Hasan Boğuldu
Kaz Dağları bir diğer adı ile İda Dağları yüzlerce efsaneye evsahipliği yapan bir doğa harikası, bu efsanelerden biride Hasan boğuldu. Efsaneye göre Hasan aşkına kavuşmak için çabalarken Kaz Dağlarında son nefesini vermiştir. Hasan'ın aşkı için hayatından olduğu varsayılan yer ise şuanda bir çok konuğuna özelliklede yaz aylarında, güzel anlar yaşatıyor. Şırıl şırıl akan buz gibi Kızilkeçili çayı, bir çok gölet, çağlayan ve şelaler ile Kaz Dağlarının arasında tam anlamıyla bir cennet gizli.
Hasan Boğuldu'ya doğru olan yolculuğunuza Kızılkeçili köyünden başlamanızı tavsiye ederim. Kızılkeçili Akçay'a 5 km uzaklıkta tipik bir Ege köyü. Zeytin ağaçları arasında kurulmuş, sırtını Kaz Dağlarına yaslamış küçük bir köy. Çevrede ki birçok köy gibi bu köyde dışardan göç alan bir yapıda. Büyük şehirlerden insanlar şehrin bunaltıcı havasından kaçıp kafalarını dinleyebilmek için bu küçük, şirin Ege köyünü seçiyorlar.

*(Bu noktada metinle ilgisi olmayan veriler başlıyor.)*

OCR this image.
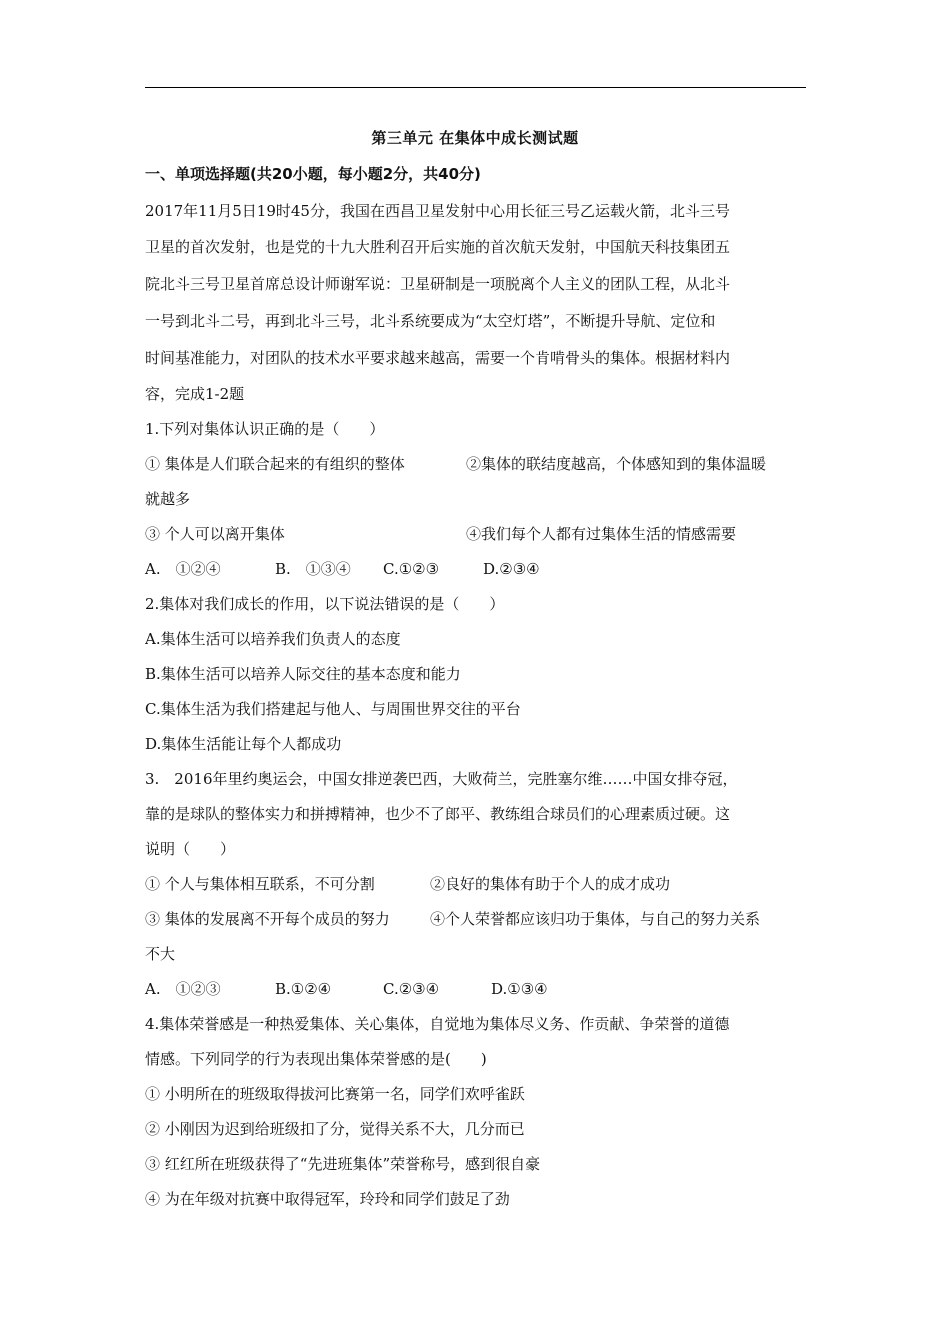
第三单元 在集体中成长测试题
一、单项选择题(共20小题，每小题2分，共40分)
2017年11月5日19时45分，我国在西昌卫星发射中心用长征三号乙运载火箭，北斗三号
卫星的首次发射，也是党的十九大胜利召开后实施的首次航天发射，中国航天科技集团五
院北斗三号卫星首席总设计师谢军说：卫星研制是一项脱离个人主义的团队工程，从北斗
一号到北斗二号，再到北斗三号，北斗系统要成为“太空灯塔”，不断提升导航、定位和
时间基准能力，对团队的技术水平要求越来越高，需要一个肯啃骨头的集体。根据材料内
容，完成1-2题
1.下列对集体认识正确的是（　　）
① 集体是人们联合起来的有组织的整体	②集体的联结度越高，个体感知到的集体温暖
就越多
③ 个人可以离开集体	④我们每个人都有过集体生活的情感需要
A.　①②④	B.　①③④	C.①②③	D.②③④
2.集体对我们成长的作用，以下说法错误的是（　　）
A.集体生活可以培养我们负责人的态度
B.集体生活可以培养人际交往的基本态度和能力
C.集体生活为我们搭建起与他人、与周围世界交往的平台
D.集体生活能让每个人都成功
3.　2016年里约奥运会，中国女排逆袭巴西，大败荷兰，完胜塞尔维……中国女排夺冠，
靠的是球队的整体实力和拼搏精神，也少不了郎平、教练组合球员们的心理素质过硬。这
说明（　　）
① 个人与集体相互联系，不可分割	②良好的集体有助于个人的成才成功
③ 集体的发展离不开每个成员的努力	④个人荣誉都应该归功于集体，与自己的努力关系
不大
A.　①②③	B.①②④	C.②③④	D.①③④
4.集体荣誉感是一种热爱集体、关心集体，自觉地为集体尽义务、作贡献、争荣誉的道德
情感。下列同学的行为表现出集体荣誉感的是(　　)
① 小明所在的班级取得拔河比赛第一名，同学们欢呼雀跃
② 小刚因为迟到给班级扣了分，觉得关系不大，几分而已
③ 红红所在班级获得了“先进班集体”荣誉称号，感到很自豪
④ 为在年级对抗赛中取得冠军，玲玲和同学们鼓足了劲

Sizde bisiklete meraklıysanız yolun buradan sonrasında bisiklet ile devam etmenizi tavsiye ederim. Köyün içinden geçip toprak yolları takip ederek, doğanın kucağında ilerleyeceksiniz. Kondisyonunuzun iyi durumda olduğundan emin olun derim çünkü yolumuz genellikle yokuş ve bu ciddi anlamda bir çaba sarf etmenize sebep oluyor, bacaklarınızın bu yoğun tempoyu kaldırabileceğinden emin olun. Yanınızda mutlaka yedek lastik ve bisiklet pompası bulundurun, toprak yolda ilerlediğiniz için lastiğinizin patlaması olası ve bu durumda yolculuğunuz yarıda kesilebilir yada çok yorucu bir hal alabilir. Yaklaşık 1 saat içinde Kaz Dağı Milli Parkı kapılarına ulaşıcaksınızdır. Girişte makul bir ücret
karşılığında bilet satın alıyorsunuz. Çevrede aileleriyle gelip piknik yapan insanlar, kurdukları tezgahlarda dağ otları, zeytin, zeytin yağı, keçi peyniri satan köylüler görüceksiniz.Zeytin, zeytinyağı almanızı pek tavsiye etmem ama çok güzel otlar bulabilirsiniz bu tezgahlarda, taze meyve ve sebzeleri de rahatlıkla bulacaksınızdır. Sıcak havada burda ki göletlerde yüzmek kadar serinletici birşey olamaz. Su o kadar soğuk ki mangal
yapmaya gelen insanlar karpuzlarını suyun içine koyup buz gibi olmalarını sağlıyorlar. Çok uzun süre suyun içinde kalamayacağınıza eminim ama biraz da olsa yüzün derim ben ama Hasan'ın hazin sonuna uğramamak için şelalere yaklaşmayın.Bisikletle gidiyorsanız eğer yanınıza su almak zahmetine girmeyin, boşuna yükünüzü arttırmanın anlamı yok. Milli park içerisinde ki çeşmelerden yada akarsudan buz gibi su içebilirsiniz. Bu kadar aktivite yapıp bol oksijenli havayı soluduğunuzda ve tabi ki çevrede mangal yapanların ızgaralarından yükselen kokular iştahınızı bir hayli kabartıcaktır, sizde mangal yapanlara katılabilir yada önceden hazırladığınız sandiviçlerinizi çantanızdan çıkarıp yiyerek karnınızı doyurabilrsiniz. Bol bol fotoğraf çekmeyi ihmal etmeyin. Fotoğraf çekmeyi seviyorsanız buradan size çok ekmek çıkacaktır, kameranın kadrajını nereye çevirseniz mükemmel bir manzara poz vermiş sizi bekliyor olacak. Dönüşü Milli Park'ın diğer kapısından çıkarak yapmanızı tavsiye etmem. O yol sizi Zeytinli beldesine götürücek ama pek bir cazibesinin olduğunu düşünmüyorum.